Suudi Arabistan’ın eski istihbarat şefi olan Prens Turki el Faysal, Kasım Süleymani’nin öldürülmesinin İran’ın geçen yılki kışkırtıcı eylemlerinden sonra en azından bazı hırslarını kontrol etmek için kesinlikle önemli bir adım olduğunu söyledi.
CNBC’ye konuşan Suudi Prens, petrol tankerlerine yapılan saldırıların Aramco tesislerine yönelik saldırılarla doruğa ulaştığını ve hiçbir yanıtın olmadığını dile getirdi.
“Bu, İran hükümetine ve İran liderliğine, bunun yanlarına kar kalmayacağı yönünde bir tür uyandırma çağrısıydı” diyen Turki el Faysal, Tahran’ın her iki olaya karıştığını reddetmesine rağmen Süleymani’nin ölümünün İran gündemini durdurmayacağını öne sürdü.
Orta Doğu’da gerilimi yükselten Kasım Süleymani olayının önemini vurgulayan Suudi Prens, bunun İran’ın başka faaliyetlerini durduracağını düşünmediğini açıkça belirtti.Gerekçesini de İran liderliğinin, bir projeye sahip olduğunu, bu projenin dünyadaki tüm İslam’ın baskın temsilcisi olmak olduğunu kaydetti.

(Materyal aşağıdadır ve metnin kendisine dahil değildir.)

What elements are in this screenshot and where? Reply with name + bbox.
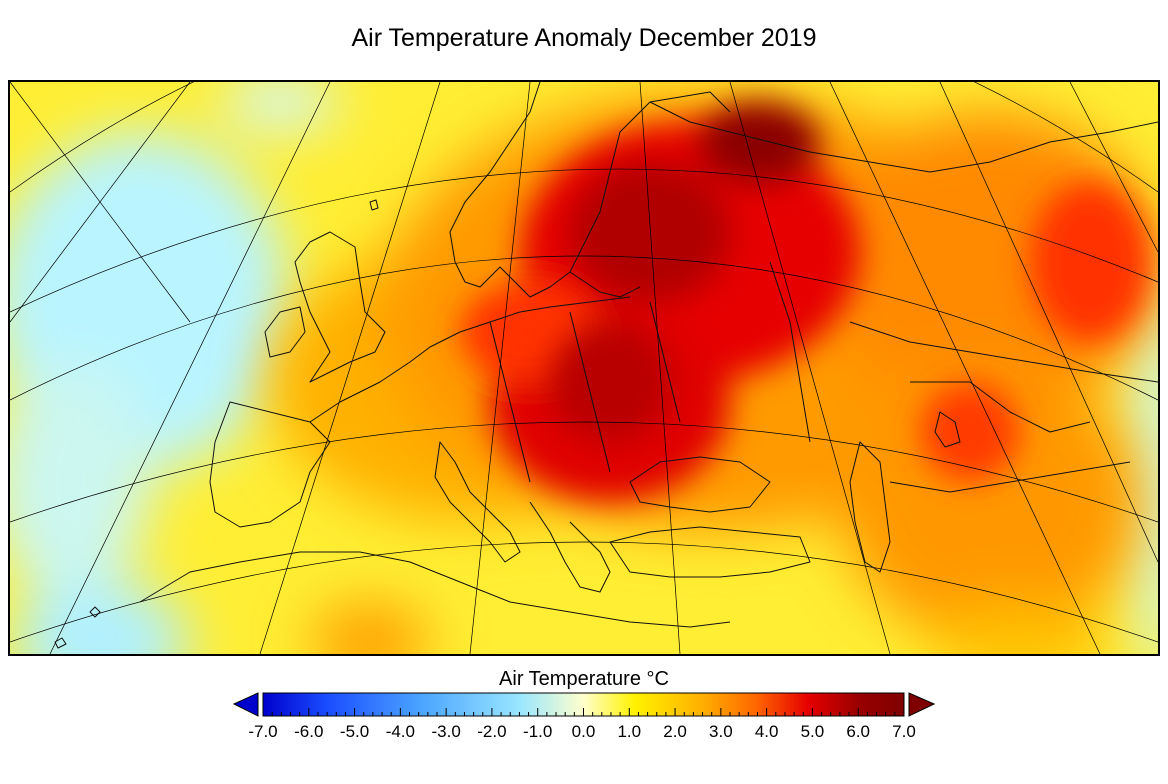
colorbar-tick-label: 1.0 <box>617 722 642 741</box>
colorbar-tick-label: 2.0 <box>663 722 687 741</box>
colorbar-tick-label: 7.0 <box>892 722 916 741</box>
colorbar-tick-label: -5.0 <box>339 722 370 741</box>
colorbar-ticks <box>262 708 905 716</box>
coastline-outline <box>54 82 1158 649</box>
anomaly-map <box>10 82 1158 654</box>
graticule-lines <box>10 82 1158 654</box>
colorbar-tick-label: -4.0 <box>385 722 415 741</box>
cool-anomaly-regions <box>10 82 1158 654</box>
colorbar-tick-label: -7.0 <box>248 722 278 741</box>
colorbar-tick-label: -1.0 <box>523 722 553 741</box>
colorbar-tick-label: 3.0 <box>709 722 733 741</box>
colorbar-tick-label: -6.0 <box>294 722 324 741</box>
colorbar-tick-label: 5.0 <box>800 722 825 741</box>
map-title: Air Temperature Anomaly December 2019 <box>351 24 817 52</box>
colorbar-tick-label: -2.0 <box>477 722 507 741</box>
colorbar-tick-label: 0.0 <box>571 722 596 741</box>
colorbar-tick-label: 6.0 <box>846 722 871 741</box>
colorbar-max-extend-arrow <box>908 692 936 717</box>
colorbar-tick-label: -3.0 <box>431 722 461 741</box>
colorbar-title: Air Temperature °C <box>499 668 669 690</box>
map-frame <box>8 80 1160 656</box>
colorbar-tick-label: 4.0 <box>754 722 779 741</box>
colorbar-min-extend-arrow <box>232 692 259 717</box>
colorbar <box>232 692 936 717</box>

Tahran’ın projesini ilerletmek için Lübnan’daki Hizbullah ve Yemen’deki Husiler gibi suretler kullandığını sözlerine ekleyen Turki el Faysal; “bu devam edecek, belki Süleymani’nin yaşadığı zamandan daha az verimli ama kaçınılmaz biçimde eşit derecede terörist ve kötü niyetli olarak” dedi.
ABD birliklerinin bölgedeki ülkelerden çekilmesine de değinen el Faysal, 2011 yılında El Kaide lideri Usame bin Ladin’in öldürülmesinin ardından kaçırılmış bir fırsata atıfta bulunarak, belki de ABD’nin Afganistan’dan daha erken aşamalarda çekilmesi gerektiğini aktardı. Irak için Amerikan güçlerinin ayrılmasının daha iyi olup olmadığı yönündeki soruya ise; “bugün değil” diyerek yanıt verdi.
ABD’nin Irak’ı işgali sırasında Amerikalı ve İngiliz yetkililerle konuştuğunu hatırladı. “Onlara Irak’ı girdiğiniz kadar hızlı bir şekilde terk etmeyeceğinizi umduğumu söylediğimi hatırlıyorum” dedi. “Amerika’nın birlikleri çıkardığını gördük ve sonra El Kaide faaliyete başladı ve sonra General David Petraeus’un altındaki birlikleri geri itmeleri gerekti” ifadelerini ekledi.